Lagoa do Abaeté em 6 de fevereiro de 1990 (Foto: Lucia Correia Lima/Arquivo CORREIO) |
É verdade que, num primeiro plano, há mais panelas do que roupas, mas olhando lá no fundo, próximo ao canto superior esquerdo, é possível ver uma mulher levantando o que parece ser um lençol ou alguma outra peça de roupa recém-lavada na lagoa. Por muito tempo, o Abaeté foi o ponto de encontro - e de ofício - de dezenas destas mulheres.
É o que explica o historiador e professor Rafael Dantas. Segundo ele, a Lagoa do Abaeté perdurou com um sentido social - mais até do que turístico - para aquela comunidade por muito tempo. "É possível sim que na década de 1990 tenhamos registros como esse, de mulheres, pessoas utilizando a lagoa para limpar objetos ou mesmo para continuar lavando suas roupas. O papel das lavadeiras na região é de fundamental laço, conectividade com esse passado afro na cidade do Salvador, tanto no período escravista como no pós-abolição", afirma Rafael.
O ofício das lavadeiras é cantado e ganhou o mundo com o grupo cultural As Ganhadeiras de Itapuã. Em 2010, talvez um pouco antes, cheguei a produzir um mini-documentário, junto com as colegas de faculdade Donminique Azevedo, Karina Brasil e Carol Pires, sobre as Ganhadeiras. E elas falavam sobre o ofício:
"Eram as pessoas que viviam de ganho, umas vendiam peixe, outras... Eu, por exemplo, não vendia peixe. Meu pai, minha mãe vendiam beiju, lavavam roupa de ganho. Quer dizer, tudo um meio de ganho da vida da gente. Minhas filhas, mesmo, estudaram com eu ajudando lavando roupa de ganho", contou, na época, Dona Mariinha, uma das integrantes do grupo.

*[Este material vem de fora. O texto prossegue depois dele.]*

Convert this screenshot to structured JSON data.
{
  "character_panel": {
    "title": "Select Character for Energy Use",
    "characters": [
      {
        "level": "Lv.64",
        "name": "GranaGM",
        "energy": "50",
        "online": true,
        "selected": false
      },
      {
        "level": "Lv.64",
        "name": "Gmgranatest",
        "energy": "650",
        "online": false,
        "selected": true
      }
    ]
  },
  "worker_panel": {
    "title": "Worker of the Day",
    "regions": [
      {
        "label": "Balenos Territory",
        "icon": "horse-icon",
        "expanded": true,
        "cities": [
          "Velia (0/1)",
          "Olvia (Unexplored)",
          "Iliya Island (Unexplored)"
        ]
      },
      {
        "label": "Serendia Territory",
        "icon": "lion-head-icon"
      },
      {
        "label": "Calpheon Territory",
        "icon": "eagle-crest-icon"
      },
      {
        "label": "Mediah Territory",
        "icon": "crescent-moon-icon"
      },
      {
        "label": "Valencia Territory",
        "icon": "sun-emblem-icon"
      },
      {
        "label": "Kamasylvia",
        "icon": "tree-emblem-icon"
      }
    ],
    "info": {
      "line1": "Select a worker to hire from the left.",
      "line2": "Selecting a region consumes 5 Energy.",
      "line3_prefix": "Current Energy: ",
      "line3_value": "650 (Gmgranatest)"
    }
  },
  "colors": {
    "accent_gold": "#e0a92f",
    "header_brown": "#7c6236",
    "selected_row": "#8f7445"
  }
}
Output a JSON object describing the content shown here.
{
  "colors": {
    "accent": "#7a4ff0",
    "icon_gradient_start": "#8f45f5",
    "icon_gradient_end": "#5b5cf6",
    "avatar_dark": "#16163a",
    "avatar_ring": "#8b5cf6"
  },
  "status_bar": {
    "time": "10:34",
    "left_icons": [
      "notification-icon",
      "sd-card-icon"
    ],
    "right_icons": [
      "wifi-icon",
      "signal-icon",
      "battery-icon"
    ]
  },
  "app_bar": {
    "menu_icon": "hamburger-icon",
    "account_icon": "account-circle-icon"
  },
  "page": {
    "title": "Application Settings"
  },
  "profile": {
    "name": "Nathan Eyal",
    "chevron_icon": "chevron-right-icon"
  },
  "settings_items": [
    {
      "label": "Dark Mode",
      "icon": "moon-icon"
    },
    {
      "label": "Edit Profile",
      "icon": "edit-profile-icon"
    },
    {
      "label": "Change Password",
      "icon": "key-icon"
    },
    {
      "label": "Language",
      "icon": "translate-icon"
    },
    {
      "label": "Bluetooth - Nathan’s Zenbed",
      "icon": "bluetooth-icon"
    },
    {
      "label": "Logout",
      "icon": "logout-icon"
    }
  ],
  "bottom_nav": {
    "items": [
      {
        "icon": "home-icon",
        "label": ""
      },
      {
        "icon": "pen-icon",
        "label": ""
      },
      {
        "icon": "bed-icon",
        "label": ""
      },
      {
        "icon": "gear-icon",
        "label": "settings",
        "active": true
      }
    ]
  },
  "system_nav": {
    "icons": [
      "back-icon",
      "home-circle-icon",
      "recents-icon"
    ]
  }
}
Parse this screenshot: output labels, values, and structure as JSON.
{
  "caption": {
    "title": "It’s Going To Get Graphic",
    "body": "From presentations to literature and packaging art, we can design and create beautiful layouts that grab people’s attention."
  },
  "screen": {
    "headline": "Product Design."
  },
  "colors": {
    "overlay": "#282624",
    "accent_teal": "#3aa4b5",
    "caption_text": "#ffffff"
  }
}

Dona Nicinha, uma das compositoras, relembrou a infância, o que ajuda a formar algumas imagens na mente da gente. "Eu lavava roupa aqui no Abaeté. Depois, meus pais compraram uma casa em Itapuã e a gente vinha sempre. Minha mãe passava mais tempo aqui do que lá em Salvador. Já tava cansada, carregava água da cacimba de lá do Piatã para beber, era uma água mais alva. Carregava água de tão longe para encher o tonel e a gente ficava cansada e falava: 'Mamãe, deixa descansar um pouquinho, a gente tá cansada'. E ela falava: 'Não, nao esmoreça! Encha logo o tonel, depois vocês descansam'".
Talvez seja curioso pensar como Dona Nicinha fala de Salvador como outra cidade diferente de Itapuã. Mas um bom 'itapuanzeiro' sabe: ainda em meados do século passado, Itapuã era mesmo distante da região mais central de Salvador. Era um ponto de veraneio, como cantam nas músicas as Ganhadeiras.
Rafael Dantas volta ao final do século XIX para contextualizar a imagem feita em 1990.
"A região do Abaeté tem toda a uma ligação com o passado afro aqui na cidade de Salvador, até porque a gente sabe que muitas das histórias, as cantigas das Ganhadeiras dialogam com esse passado de mitos, de lendas, ligados a tradições africanas ou afro-baianas e também de mitos e histórias que vêm dos povos indígenas que habitavam essa região de Itapuã", afirma.
Rafael explica que, ainda no século XIX e por boa parte do século XX, muitas mulheres ainda lavavam suas roupas na Lagoa do Abaeté - muitos anos mais tarde, uma lavanderia foi instalada no local. "A gente não pode esquecer que a questão do problema do abastecimetno de água da cidade perdurou durante todo o século XX. Em meados do século XX é que a gente vai ter uma rede de abastecimento mais enraizada nas outras regiões da cidade do Salvador", conta.
Quando este documentário foi gravado, há dez anos, As Ganhadeiras de Itapuã preparavam a gravação de um disco promocional. Cinco anos depois, em 2015, já eram reconhecidas nacionalmente ao vencerem o 26º Prêmio da Música Brasileira. Em 2020, a escola de samba Unidos do Viradouro ganhou o Estandarte de Ouro do Carnaval do Rio de Janeiro contando a história das Ganhadeiras.